As razões que justificam a lentidão do Santo são as seguintes:
no “cais divino”, não haverá socalcos, vinhedos, água do Douro e montes; o Santo
é feliz na terra, onde moram a felicidade, a vida e a luz; a viagem é lenta,
para que o santo possa prolongar o prazer de sorver “[…] mais de cheiro / A
terra e a rosmaninho!” (vv. 26-27).
O estado de espírito do sujeito poético é
modelado pelos seguintes dados: está sem pressa de abandonar o “cais
humano”, a terra duriense; é feliz neste “cais humano”; mostra-se arrependido
de deixar o “cais humano”; sente-se desenganado e desiludido, antecipadamente,
da vida que está para lá do “cais divino”; experiencia a profunda saudade da
terra duriense.
Estando o poema revestido de notório caráter alegórico, o emissor lírico estabelece um paralelo entre terra e
céu, o “cais humano” e o “cais divino”, duas metáforas que superlativizam a
terra, indiciando o telurismo de Miguel Torga. Este paralelismo atinge foros de
heresia, pois o “cais humano” goza de caraterísticas e de encantos que se
sobrepõem ao “cais divino”.
Para a consecução de um poema coerente e arrebatante, o artista lança mão
de vários recursos expressivos ao nível fónico, ao nível morfossintático e ao
nível semântico.
Ao nível fónico, temos, como se disse, três estrofes irregulares (11, 9 e 7 versos); a métrica é irregular,
havendo versos de duas a 11 sílabas métricas; o ritmo é repousado, sobretudo na última estrofe, em harmonia
com o andamento moderado da viagem de São Leonardo e, em termos da rima, além
de versos brancos ou soltos nas três estrofes, há rima emparelhada e
interpolada (primeira e segunda estrofes), emparelhada e cruzada (última
estrofe). Além disso, há rima consoante (“mosto”/”posto”); rima pobre
(“mosto”/”posto”) e rica (“comando”/”sulcando”); e rima grave
(“mosto”/”posto”). E há transporte, por exemplo
vv. 3-4, 5-6, 10-11. Todos estes fatores se conjugam para dar uma ideia de
irregularidade do espaço observado.
Os sons
dominantes são fechados (.ê, .ô, .â), nasais (.na, .on, .in) e agudos (.i, .u).

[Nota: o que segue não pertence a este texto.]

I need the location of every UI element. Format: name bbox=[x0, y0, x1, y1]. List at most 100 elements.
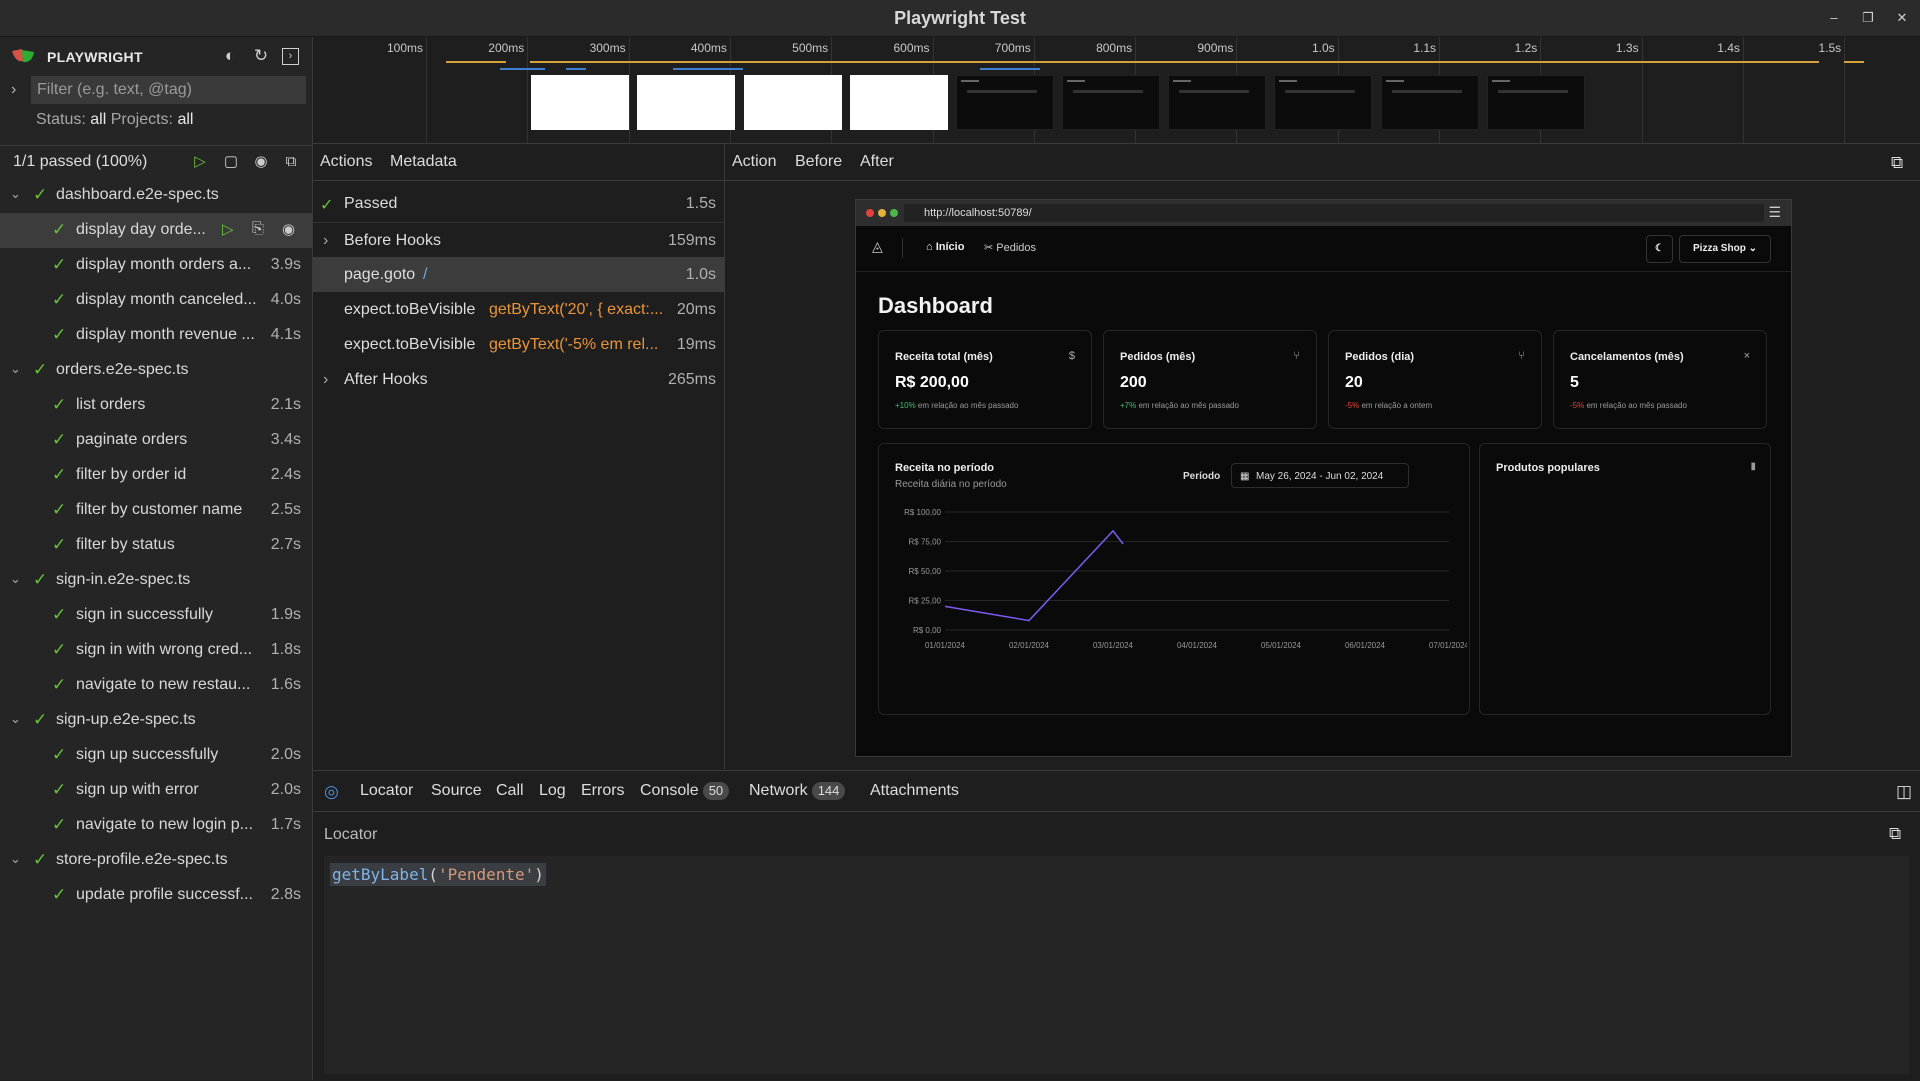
layout-toggle-icon[interactable]: ◫ bbox=[1896, 782, 1912, 802]
test-duration: 1.6s bbox=[270, 676, 301, 693]
filmstrip-frame[interactable] bbox=[1487, 75, 1585, 130]
tab-network[interactable]: Network 144 bbox=[749, 782, 846, 800]
close-icon[interactable]: ✕ bbox=[1892, 8, 1912, 28]
timeline-bar bbox=[530, 61, 1819, 63]
tab-attachments[interactable]: Attachments bbox=[870, 782, 959, 800]
test-row[interactable]: ✓ paginate orders 3.4s bbox=[0, 423, 312, 458]
chevron-down-icon[interactable]: ⌄ bbox=[10, 571, 21, 587]
tab-log[interactable]: Log bbox=[539, 782, 566, 800]
watch-test-icon[interactable]: ◉ bbox=[282, 220, 295, 238]
test-name: filter by status bbox=[76, 536, 175, 553]
tab-locator[interactable]: Locator bbox=[360, 782, 413, 800]
test-file-row[interactable]: ⌄ ✓ sign-in.e2e-spec.ts bbox=[0, 563, 312, 598]
tab-call[interactable]: Call bbox=[496, 782, 524, 800]
filmstrip-frame[interactable] bbox=[1274, 75, 1372, 130]
tab-action[interactable]: Action bbox=[732, 153, 776, 171]
collapse-sidebar-icon[interactable]: › bbox=[282, 48, 299, 65]
tab-errors[interactable]: Errors bbox=[581, 782, 625, 800]
test-row[interactable]: ✓ navigate to new restau... 1.6s bbox=[0, 668, 312, 703]
action-row-expect-1[interactable]: expect.toBeVisible getByText('20', { exa… bbox=[313, 292, 724, 327]
tab-after[interactable]: After bbox=[860, 153, 894, 171]
chevron-down-icon[interactable]: ⌄ bbox=[10, 361, 21, 377]
pick-locator-icon[interactable]: ◎ bbox=[324, 782, 339, 802]
chevron-down-icon[interactable]: ⌄ bbox=[10, 186, 21, 202]
stop-icon[interactable]: ▢ bbox=[222, 153, 240, 171]
snapshot-browser: http://localhost:50789/ ☰ ◬ ⌂ Início ✂ P… bbox=[855, 199, 1792, 757]
filmstrip-frame[interactable] bbox=[531, 75, 629, 130]
chevron-right-icon[interactable]: › bbox=[323, 371, 328, 389]
test-file-row[interactable]: ⌄ ✓ orders.e2e-spec.ts bbox=[0, 353, 312, 388]
locator-code[interactable]: getByLabel('Pendente') bbox=[330, 863, 546, 886]
tab-console[interactable]: Console 50 bbox=[640, 782, 730, 800]
filmstrip-frame[interactable] bbox=[744, 75, 842, 130]
x-tick-label: 02/01/2024 bbox=[1009, 641, 1050, 650]
action-row-passed[interactable]: ✓ Passed 1.5s bbox=[313, 186, 724, 221]
minimize-icon[interactable]: – bbox=[1824, 8, 1844, 28]
test-duration: 1.9s bbox=[270, 606, 301, 623]
test-row[interactable]: ✓ display month revenue ... 4.1s bbox=[0, 318, 312, 353]
y-tick-label: R$ 100,00 bbox=[904, 508, 941, 517]
filmstrip-frame[interactable] bbox=[956, 75, 1054, 130]
x-tick-label: 05/01/2024 bbox=[1261, 641, 1302, 650]
test-row[interactable]: ✓ filter by order id 2.4s bbox=[0, 458, 312, 493]
action-row-goto[interactable]: page.goto / 1.0s bbox=[313, 257, 724, 292]
projects-value[interactable]: all bbox=[177, 111, 193, 128]
open-source-icon[interactable]: ⎘ bbox=[252, 220, 264, 237]
collapse-all-icon[interactable]: ⧉ bbox=[282, 153, 300, 171]
test-file-row[interactable]: ⌄ ✓ dashboard.e2e-spec.ts bbox=[0, 178, 312, 213]
test-row[interactable]: ✓ sign in successfully 1.9s bbox=[0, 598, 312, 633]
action-row-expect-2[interactable]: expect.toBeVisible getByText('-5% em rel… bbox=[313, 327, 724, 362]
theme-toggle-icon[interactable]: ◐ bbox=[220, 46, 240, 66]
test-row[interactable]: ✓ display day orde... ▷ ⎘ ◉ bbox=[0, 213, 312, 248]
card-title: Pedidos (dia) bbox=[1345, 351, 1415, 363]
filmstrip-frame[interactable] bbox=[850, 75, 948, 130]
watch-icon[interactable]: ◉ bbox=[252, 153, 270, 171]
tab-metadata[interactable]: Metadata bbox=[390, 153, 457, 171]
status-filter[interactable]: Status: all Projects: all bbox=[36, 111, 193, 129]
reload-icon[interactable]: ↻ bbox=[251, 46, 271, 66]
test-row[interactable]: ✓ display month canceled... 4.0s bbox=[0, 283, 312, 318]
brand-label: PLAYWRIGHT bbox=[47, 49, 143, 65]
test-file-row[interactable]: ⌄ ✓ sign-up.e2e-spec.ts bbox=[0, 703, 312, 738]
chevron-right-icon[interactable]: › bbox=[11, 81, 16, 99]
filmstrip-frame[interactable] bbox=[1168, 75, 1266, 130]
card-title: Receita total (mês) bbox=[895, 351, 993, 363]
test-row[interactable]: ✓ display month orders a... 3.9s bbox=[0, 248, 312, 283]
menu-icon: ☰ bbox=[1768, 204, 1781, 220]
test-row[interactable]: ✓ sign up successfully 2.0s bbox=[0, 738, 312, 773]
test-row[interactable]: ✓ filter by status 2.7s bbox=[0, 528, 312, 563]
chevron-down-icon[interactable]: ⌄ bbox=[10, 711, 21, 727]
open-external-icon[interactable]: ⧉ bbox=[1891, 153, 1903, 173]
run-all-icon[interactable]: ▷ bbox=[191, 153, 209, 171]
test-row[interactable]: ✓ sign up with error 2.0s bbox=[0, 773, 312, 808]
tab-before[interactable]: Before bbox=[795, 153, 842, 171]
timeline[interactable]: 100ms 200ms 300ms 400ms 500ms 600ms 700ms 800ms… bbox=[313, 37, 1920, 144]
run-test-icon[interactable]: ▷ bbox=[222, 220, 234, 238]
filter-input[interactable] bbox=[31, 76, 306, 104]
metric-card: Pedidos (mês) ⑂ 200 +7% em relação ao mê… bbox=[1103, 330, 1317, 429]
locator-editor[interactable]: getByLabel('Pendente') bbox=[324, 856, 1909, 1074]
test-name: display month orders a... bbox=[76, 256, 252, 273]
action-row-before-hooks[interactable]: › Before Hooks 159ms bbox=[313, 222, 724, 258]
test-row[interactable]: ✓ list orders 2.1s bbox=[0, 388, 312, 423]
test-row[interactable]: ✓ filter by customer name 2.5s bbox=[0, 493, 312, 528]
test-row[interactable]: ✓ update profile successf... 2.8s bbox=[0, 878, 312, 913]
chevron-right-icon[interactable]: › bbox=[323, 232, 328, 250]
tab-source[interactable]: Source bbox=[431, 782, 482, 800]
test-file-name: dashboard.e2e-spec.ts bbox=[56, 186, 219, 203]
tab-actions[interactable]: Actions bbox=[320, 153, 372, 171]
test-row[interactable]: ✓ navigate to new login p... 1.7s bbox=[0, 808, 312, 843]
action-row-after-hooks[interactable]: › After Hooks 265ms bbox=[313, 362, 724, 397]
copy-icon[interactable]: ⧉ bbox=[1889, 824, 1901, 844]
chevron-down-icon[interactable]: ⌄ bbox=[10, 851, 21, 867]
status-value[interactable]: all bbox=[90, 111, 106, 128]
timeline-tick: 1.4s bbox=[1717, 37, 1744, 143]
filmstrip-frame[interactable] bbox=[1381, 75, 1479, 130]
check-icon: ✓ bbox=[33, 850, 48, 869]
maximize-icon[interactable]: ❐ bbox=[1858, 8, 1878, 28]
test-row[interactable]: ✓ sign in with wrong cred... 1.8s bbox=[0, 633, 312, 668]
test-file-row[interactable]: ⌄ ✓ store-profile.e2e-spec.ts bbox=[0, 843, 312, 878]
filmstrip-frame[interactable] bbox=[637, 75, 735, 130]
filmstrip-frame[interactable] bbox=[1062, 75, 1160, 130]
revenue-chart: R$ 100,00 R$ 75,00 R$ 50,00 R$ 25,00 R$ 0,00… bbox=[904, 508, 1467, 650]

A alternância de sons coaduna-se com o arrastamento da viagem de quem avança
para o futuro, lamentando deixar o presente; simultaneamente, a alternância
entre sons abertos e sons fechados traduz, respetivamente, a alegria pelas
coisas terrestres e a tristeza por ter de as deixar. A aliteração do fonema /p/ sugere a viagem, e a do fonema /m/ sugere
o apego à terra duriense.
Ao nível morfossintático, ressaltam: as formas verbais no presente do
indicativo (“ruma”,
“avança”) na primeira e na terceira
estrofes, bem como a construção complexa do verbo (“vai sulcando”, “a
navegar”); o particípio passado
“ancorado”; os advérbios “devagar” e “lentamente”; e a expressão adverbial “sem
presa”. Tudo isso sugere o lento desenrolar da viagem do Santo.
O emprego do
futuro do indicativo, na segunda parte, exprime a referência à vida eterna para
onde o Santo lentamente se dirige.
O número
de adjetivos é
reduzido e os poucos existentes ligam-se a nomes metafóricos: “doce mar de mosto”, “cais
humano”, “rasos os montes”.
Predomina a coordenação: desenrolar da viagem de
S. Leonardo, lenta e sequente.
No atinente a orações, a oração conclusiva estabelece uma relação de consequência entre o “desengano
antecipado” do Santo e a sua regalada demora ao longo do Douro; e a oração
relativa “que gasta no caminho” reforça o apelo ao torrão de Ribadouro.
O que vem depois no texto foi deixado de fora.